Interesting. I used to see Furry perform in the late 70s in Memphis. Think Joni got media attention for Beale Street and the revitalization began. Now its the Cities biggest tourist attraction.

14 years ago

Very interesting post, lots of stuff I did not know about.

Ruud Koek
Ruud Koek
14 years ago

Thanks so much for the interesting details in your article. Frankly I don’t know much about the blues. So keeping on reading about it, gives me a bigger insight to what it means. We all heared about the influences it had on rock & roll and pop music, but if you only listen to these two only, you will not develop any bigger insight. Best is to listen to it.

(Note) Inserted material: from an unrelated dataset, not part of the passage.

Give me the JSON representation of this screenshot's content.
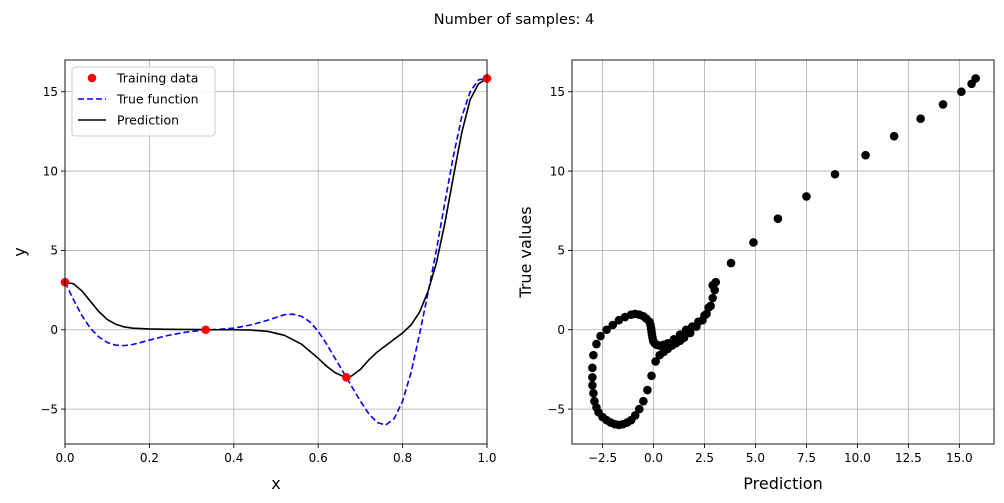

For me it started when I watched on dutch TV, a documentairy about ‘Catfish Blues’, more then 20 years ago. From that moment on I listened more carefully. And keep in mind, it was new to me, being brought up with classical music.

What I really liked about reading your article is that you start with the tribute to your wife, then her music and so following the lead via Joni Mitchell to Memphis. After that the article becomes a ‘little’ adventure.

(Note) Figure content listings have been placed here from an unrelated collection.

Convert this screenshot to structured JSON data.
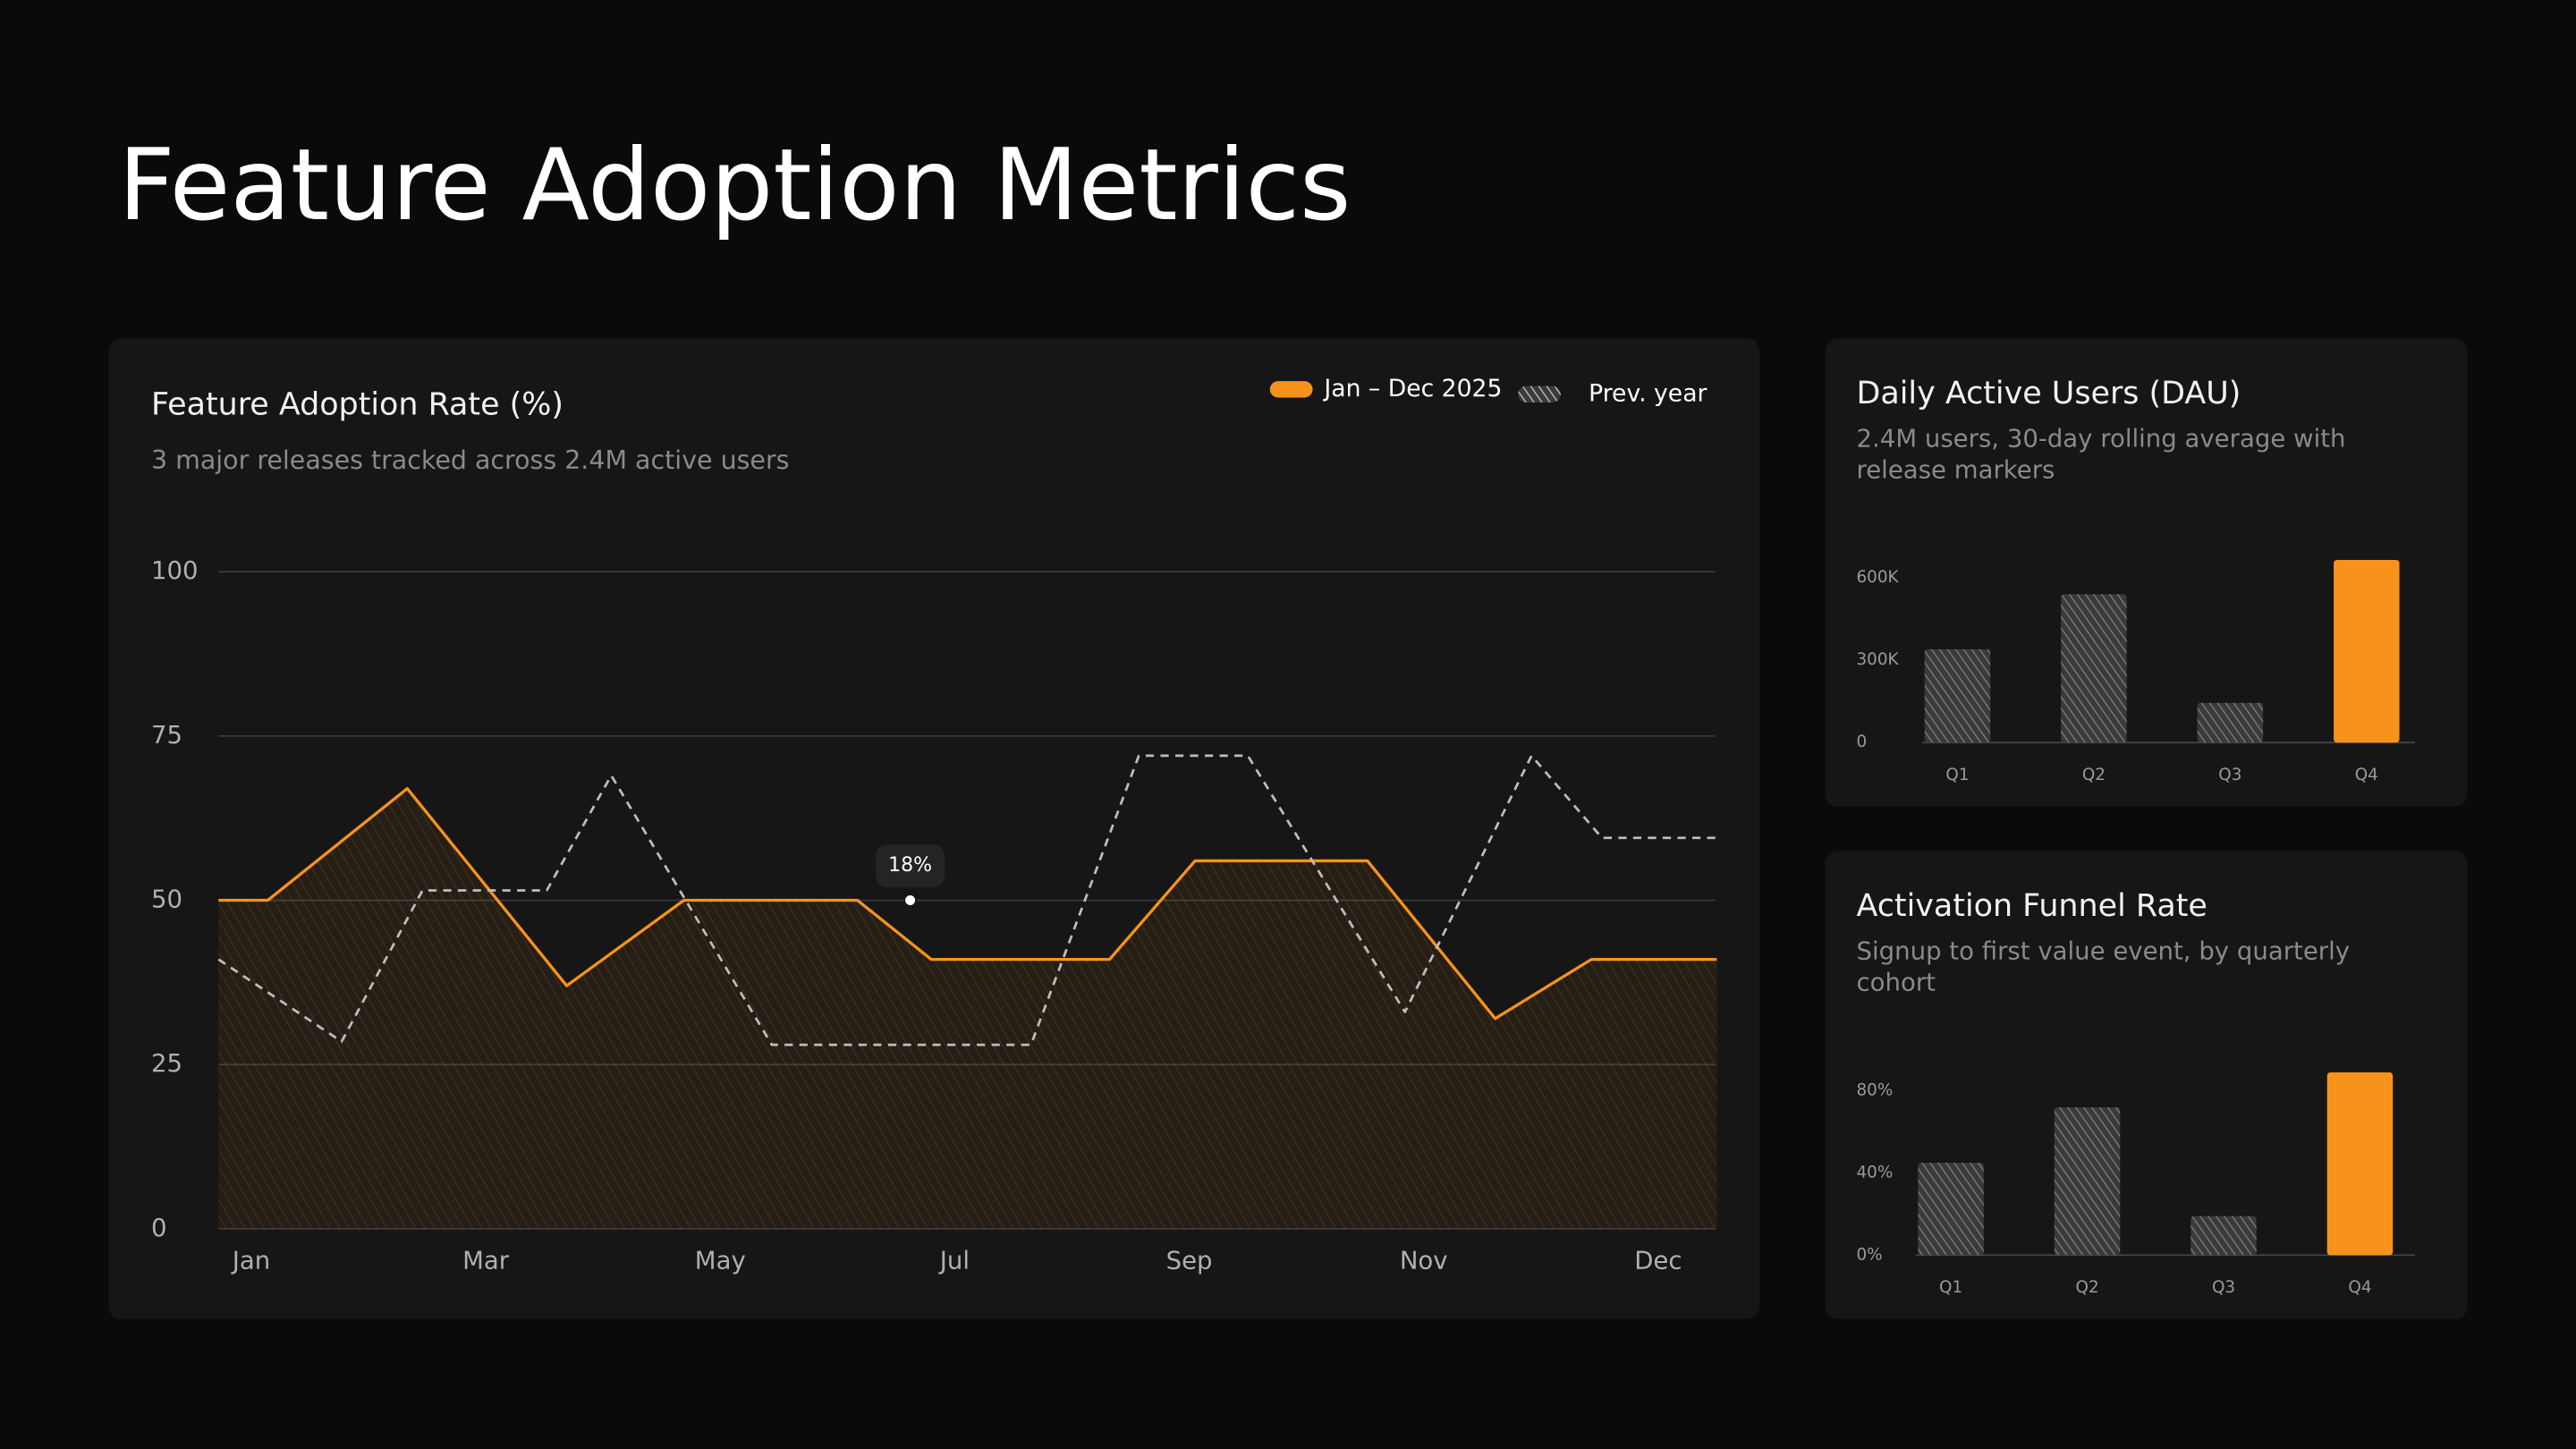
{
  "page_title": "Feature Adoption Metrics",
  "chart_data": [
    {
      "type": "line",
      "title": "Feature Adoption Rate (%)",
      "subtitle": "3 major releases tracked across 2.4M active users",
      "xlim": [
        -0.28,
        12.5
      ],
      "xticks": [
        {
          "value": 0,
          "label": "Jan"
        },
        {
          "value": 2,
          "label": "Mar"
        },
        {
          "value": 4,
          "label": "May"
        },
        {
          "value": 6,
          "label": "Jul"
        },
        {
          "value": 8,
          "label": "Sep"
        },
        {
          "value": 10,
          "label": "Nov"
        },
        {
          "value": 12,
          "label": "Dec"
        }
      ],
      "ylim": [
        0,
        100
      ],
      "yticks": [
        0,
        25,
        50,
        75,
        100
      ],
      "grid": true,
      "legend": "top-right",
      "series": [
        {
          "name": "Jan – Dec 2025",
          "color": "#f7931a",
          "x": [
            -0.28,
            0.14,
            1.33,
            2.69,
            3.69,
            5.17,
            5.8,
            7.32,
            8.05,
            9.52,
            10.61,
            11.43,
            12.5
          ],
          "values": [
            50,
            50,
            67,
            37,
            50,
            50,
            41,
            41,
            56,
            56,
            32,
            41,
            41
          ]
        },
        {
          "name": "Prev. year",
          "color": "#bdbdbd",
          "dashed": true,
          "x": [
            -0.28,
            0.77,
            1.46,
            2.52,
            3.07,
            4.44,
            6.65,
            7.57,
            8.5,
            9.84,
            10.92,
            11.52,
            12.5
          ],
          "values": [
            41,
            28.5,
            51.5,
            51.5,
            69,
            28,
            28,
            72,
            72,
            33,
            72,
            59.5,
            59.5
          ]
        }
      ],
      "annotations": [
        {
          "text": "18%",
          "x": 5.62,
          "y": 50
        }
      ]
    },
    {
      "type": "bar",
      "title": "Daily Active Users (DAU)",
      "subtitle": "2.4M users, 30-day rolling average with release markers",
      "categories": [
        "Q1",
        "Q2",
        "Q3",
        "Q4"
      ],
      "values": [
        340000,
        540000,
        145000,
        665000
      ],
      "colors": [
        "#7a7a7a",
        "#7a7a7a",
        "#7a7a7a",
        "#f7931a"
      ],
      "hatched": [
        true,
        true,
        true,
        false
      ],
      "ylim": [
        0,
        700000
      ],
      "yticks": [
        0,
        {
          "value": 300000,
          "label": "300K"
        },
        {
          "value": 600000,
          "label": "600K"
        }
      ]
    },
    {
      "type": "bar",
      "title": "Activation Funnel Rate",
      "subtitle": "Signup to first value event, by quarterly cohort",
      "categories": [
        "Q1",
        "Q2",
        "Q3",
        "Q4"
      ],
      "values": [
        45,
        72,
        19,
        89
      ],
      "colors": [
        "#7a7a7a",
        "#7a7a7a",
        "#7a7a7a",
        "#f7931a"
      ],
      "hatched": [
        true,
        true,
        true,
        false
      ],
      "ylim": [
        0,
        90
      ],
      "yticks": [
        {
          "value": 0,
          "label": "0%"
        },
        {
          "value": 40,
          "label": "40%"
        },
        {
          "value": 80,
          "label": "80%"
        }
      ]
    }
  ]
}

But saying the words you “not meaning to spur any controversy”,
got me thinking. I will leave Joni Mitchell to her fans… And the lyric,
well I don’t think it’s supposed to be a ‘Furry Tribute’ nor a tribute to Beale Street. (I have to admit I enjoyed looking and listening to Pat Metheny better, by the way thanks for that information: I would not have recognized him.) Maybe it was merely a reflection on a trip she made like ‘Prin’ did. He told us about such a trip in his comment on tour article.

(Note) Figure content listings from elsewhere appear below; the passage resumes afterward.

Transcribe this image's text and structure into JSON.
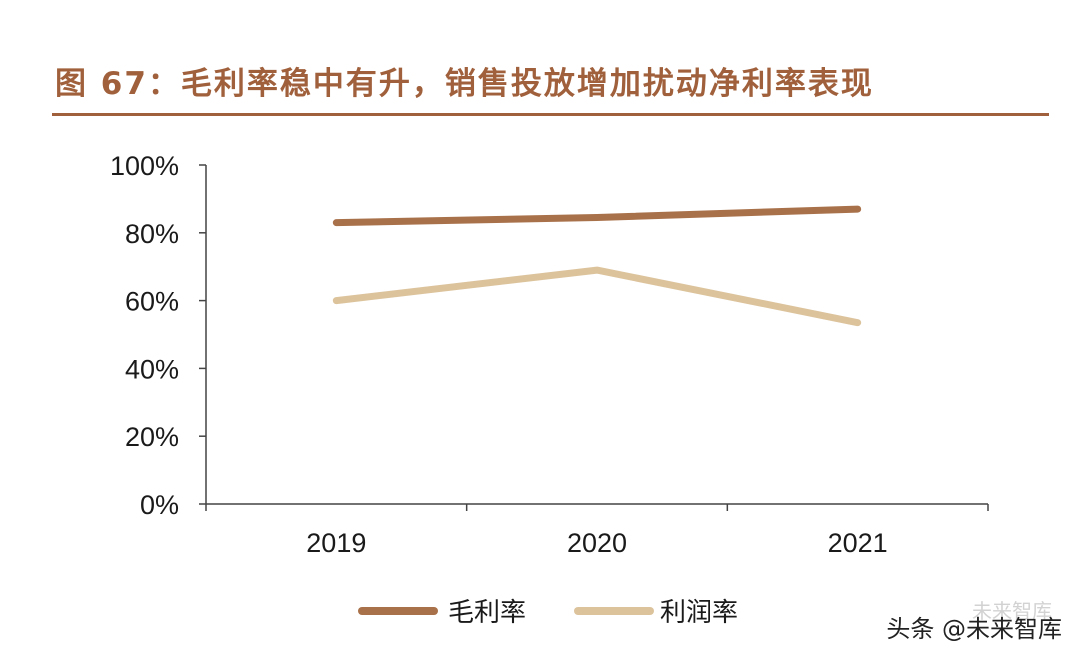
{
  "title": "图 67：毛利率稳中有升，销售投放增加扰动净利率表现",
  "chart_data": {
    "type": "line",
    "categories": [
      "2019",
      "2020",
      "2021"
    ],
    "series": [
      {
        "name": "毛利率",
        "values": [
          83,
          84.5,
          87
        ],
        "color": "#a9714a"
      },
      {
        "name": "利润率",
        "values": [
          60,
          69,
          53.5
        ],
        "color": "#dcc39c"
      }
    ],
    "yticks": [
      "0%",
      "20%",
      "40%",
      "60%",
      "80%",
      "100%"
    ],
    "ylim": [
      0,
      100
    ],
    "grid": false,
    "legend_position": "bottom-center"
  },
  "watermark": {
    "logo_text": "未来智库",
    "text": "头条 @未来智库"
  }
}
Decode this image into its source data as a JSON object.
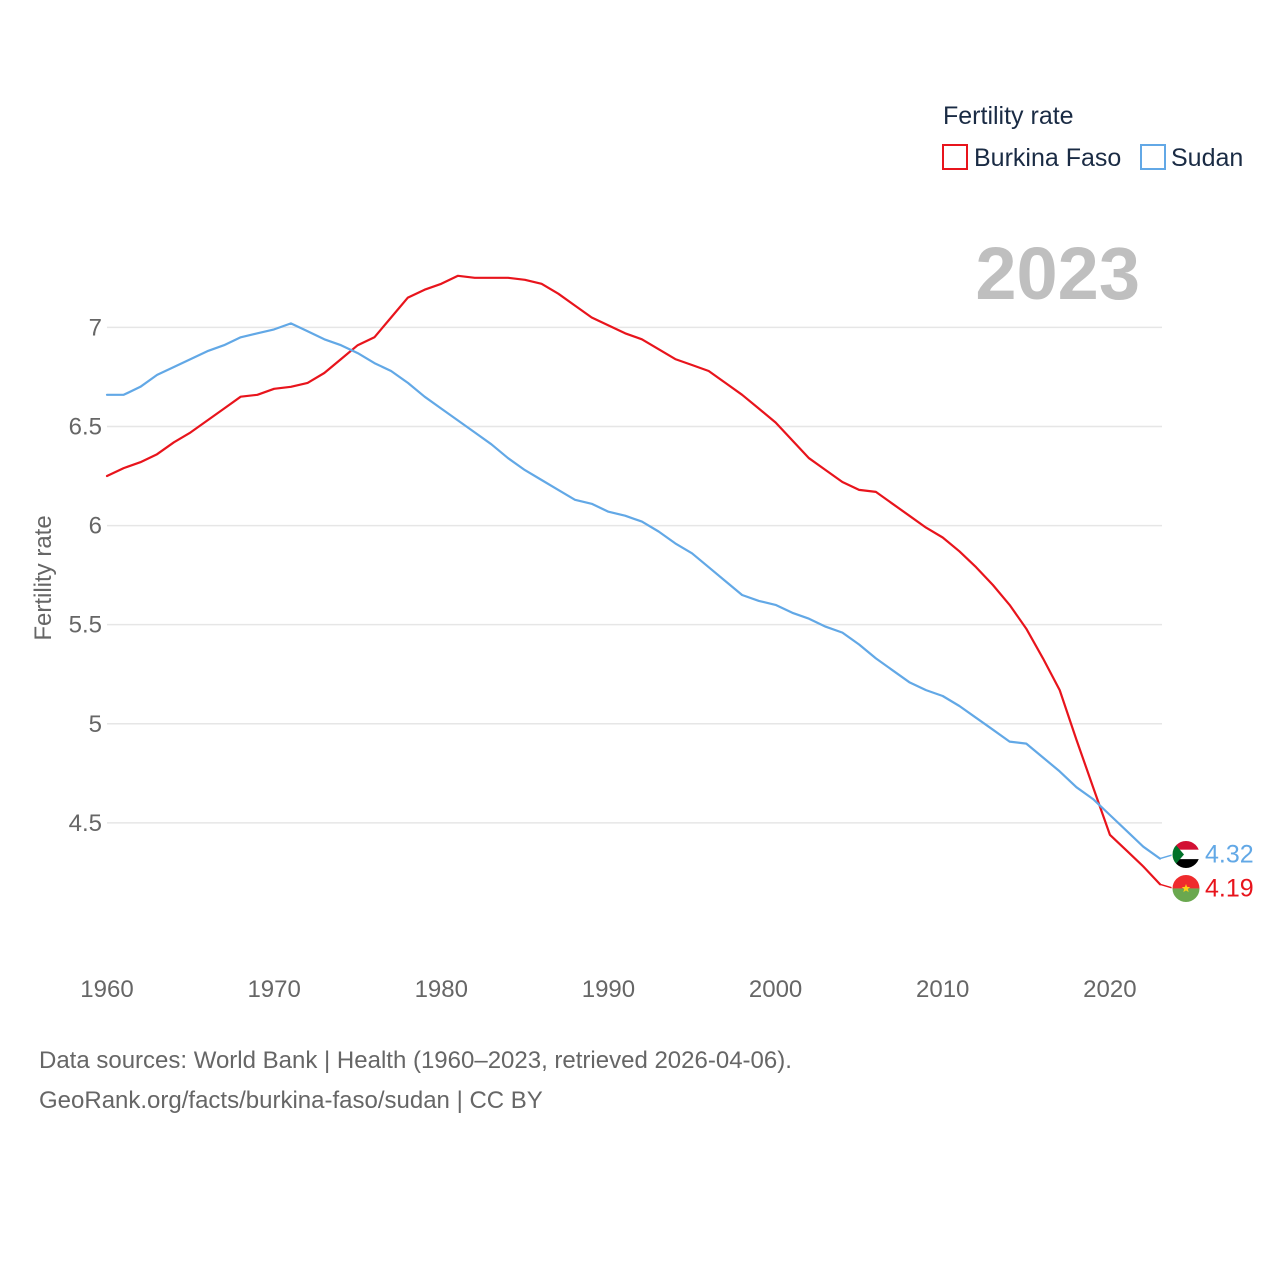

And to answer your last question, there are suitable artists to do so,
leave it up to them…

14 years ago

Brilliant blues blog, and so well laid out well done the bluesblogger

MJK (Mike)
14 years ago

“the famous Beale Street: ” – I was there once: WOW. I was in awe and cannot wait to go back.

14 years ago

Very nicely done, thanks for reposting this.

13 years ago

I loved your post. thought some readers were a bit harsh regarding joni mitchell. i think she is a fantastic artist that can paint a picture with words and play a mean guitar. she should be applauded for having had an interest in blues and its history and bringing it to the attention of those who otherwise wouldn’t have known or cared.

13 years ago

Great for re-posting this. I totally agree that if a follow-up song should be done it should be done by Joni Mitchell. This was not a tribute to Beale Street or Furry, it was, as you said, a description of how history had fallen into disrepair. Many of your posts are about how music creates change, especially blues music. Obviously it changed Joni Mitchell enough for her to write this unique song. And her music changed Beale Street.

13 years ago

…. another fantastic article and review from the BluesBlogger !!

13 years ago

Loved this post, I was at one of the first Beale Street Music Festivals, it rained naturally, we went to the Orphium theatre, I remember seeing Ricky Nelson and Roy Orbison perform. I have tried to find more info on this, what year-who else performed-etc. Can you help?

Leann Carland
Leann Carland
12 years ago

I’m really impressed along with your writing skills and also with the layout on your blog. Is this a paid theme or did you modify it yourself? Anyway keep up the excellent quality writing, it is rare to see a nice blog like this one these days…

Raj hirvate
Raj hirvate
8 years ago

thanks for sharing the information .. really impressed by your writing skills 🙂
Nice layout also ..

8 years ago

I just got back from visiting Beale myself and I found the place to be absolutely mesmerizing and filled with history and air from such. I got to Memphis… I hope I will get to it again.